At the time of the offences - between November 2016 and February 2017 - Tay was employed by industrial equipment supplier Lian Cheng Contracting, a subcontractor of Changi Airport Group (CAG). He is no longer working at the airport.

The court heard that he was suffering from major depressive disorder during that period. A Newton hearing was held to determine if there was a causal link between the offences and his condition.

On Monday, District Judge Jasvender Kaur said she found that his major depressive disorder "had not caused or significantly contributed to the offending".

She added that she accepted evidence from the prosecution's psychiatrist Dr Tor Phern Chern, who had earlier testified that patients who suffer depression in relation to their work would "experience impairment" in areas such as performing their tasks properly.

The judge added: "In the case of the accused, he remarkably continued to go to work diligently during the entire period of offending.

"The accused stopped swopping the luggage tags immediately upon his transfer in February 2017 to an easier job. Dr Tor pointed out that... if the (major depressive disorder) was causing him to do the swopping, he would not have been able to stop immediately."

She also said that Tay's offences were "not trivial" and they resulted in "significant monetary and reputational losses" to the affected carriers and Changi Airport.

"The accused had come up with a plan to exact revenge on his employer for perceived unfair working conditions and abused his position... over close to 3½ months," said Judge Kaur.

Tay started work on Sept 7, 2016, and was deployed to the Explosives Detection System X-ray machine at Belt 5-7 later that month.

During the hearing, Deputy Public Prosecutor Thiam Jia Min said the machine would stop working several times a day.

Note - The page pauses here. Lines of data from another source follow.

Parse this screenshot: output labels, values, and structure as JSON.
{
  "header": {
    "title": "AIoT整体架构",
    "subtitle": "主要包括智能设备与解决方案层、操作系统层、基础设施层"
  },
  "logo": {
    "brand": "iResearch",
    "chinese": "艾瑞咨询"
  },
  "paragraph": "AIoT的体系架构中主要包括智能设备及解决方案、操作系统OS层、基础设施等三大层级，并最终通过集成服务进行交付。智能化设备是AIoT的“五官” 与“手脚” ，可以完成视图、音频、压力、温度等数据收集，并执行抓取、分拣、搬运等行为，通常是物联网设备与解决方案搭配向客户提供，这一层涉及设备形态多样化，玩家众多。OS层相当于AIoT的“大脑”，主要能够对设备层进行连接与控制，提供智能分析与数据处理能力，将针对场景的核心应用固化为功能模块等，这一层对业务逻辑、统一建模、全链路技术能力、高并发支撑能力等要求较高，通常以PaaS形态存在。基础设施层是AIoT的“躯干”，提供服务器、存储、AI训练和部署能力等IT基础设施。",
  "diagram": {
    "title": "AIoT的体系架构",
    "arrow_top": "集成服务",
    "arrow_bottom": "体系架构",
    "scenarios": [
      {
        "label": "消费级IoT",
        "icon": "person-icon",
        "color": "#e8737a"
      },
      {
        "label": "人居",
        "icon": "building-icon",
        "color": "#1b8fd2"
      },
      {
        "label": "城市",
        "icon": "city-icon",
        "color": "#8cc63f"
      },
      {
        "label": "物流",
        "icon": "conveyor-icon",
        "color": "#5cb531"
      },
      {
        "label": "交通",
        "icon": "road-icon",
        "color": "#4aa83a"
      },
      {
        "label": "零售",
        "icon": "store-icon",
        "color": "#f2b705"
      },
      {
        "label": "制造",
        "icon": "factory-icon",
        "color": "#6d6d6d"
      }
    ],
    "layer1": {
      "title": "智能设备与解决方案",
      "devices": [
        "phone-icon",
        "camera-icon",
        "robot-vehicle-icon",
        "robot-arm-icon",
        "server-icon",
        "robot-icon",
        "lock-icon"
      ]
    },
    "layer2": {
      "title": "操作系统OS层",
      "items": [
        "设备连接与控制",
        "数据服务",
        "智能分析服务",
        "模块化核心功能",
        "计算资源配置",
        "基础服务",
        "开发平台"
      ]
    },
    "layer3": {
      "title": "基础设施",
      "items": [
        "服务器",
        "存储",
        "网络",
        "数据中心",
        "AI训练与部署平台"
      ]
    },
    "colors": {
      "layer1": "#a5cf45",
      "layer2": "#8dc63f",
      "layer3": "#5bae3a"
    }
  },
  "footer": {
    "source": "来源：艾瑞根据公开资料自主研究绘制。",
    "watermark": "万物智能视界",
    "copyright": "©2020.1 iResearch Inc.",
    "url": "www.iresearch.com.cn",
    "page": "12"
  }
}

Whenever there was a breakdown, Tay had to move the bags from Belt 5-7 to another X-ray machine at Belt 7-5 about 6m away.

Tay had told his supervisor that it was physically tiring work. However, as the company's manpower was limited at the time, the firm did not deploy additional staff.

DPP Thiam added: "Finally, out of frustration and anger at Lian Cheng, the accused came up with a plan to swop the baggage tags attached to the luggage bags that he handled with other baggage tags.

"The accused was alone when he performed the swopping of the tags, and he did it in an area which was out of CCTV view."

His offences came to light after SIA and SilkAir told ground handling company Sats that some of their passengers' baggage tags had been tampered with. Sats made a police report on Dec 7, 2016.

CAG had earlier told The Straits Times that it was an isolated case of mischief. It has since enhanced access control as well as closed-circuit television (CCTV) coverage in the baggage handling area. Patrols have also been stepped up, said CAG.

Tay was represented by Mr Lok Vi Ming, a senior counsel, and Mr Tang Jin Sheng, both of whom acted pro bono. Mr Tang told Judge Kaur on Monday that their client was remorseful.

For each count of mischief, offenders can be jailed for up to a year and fined.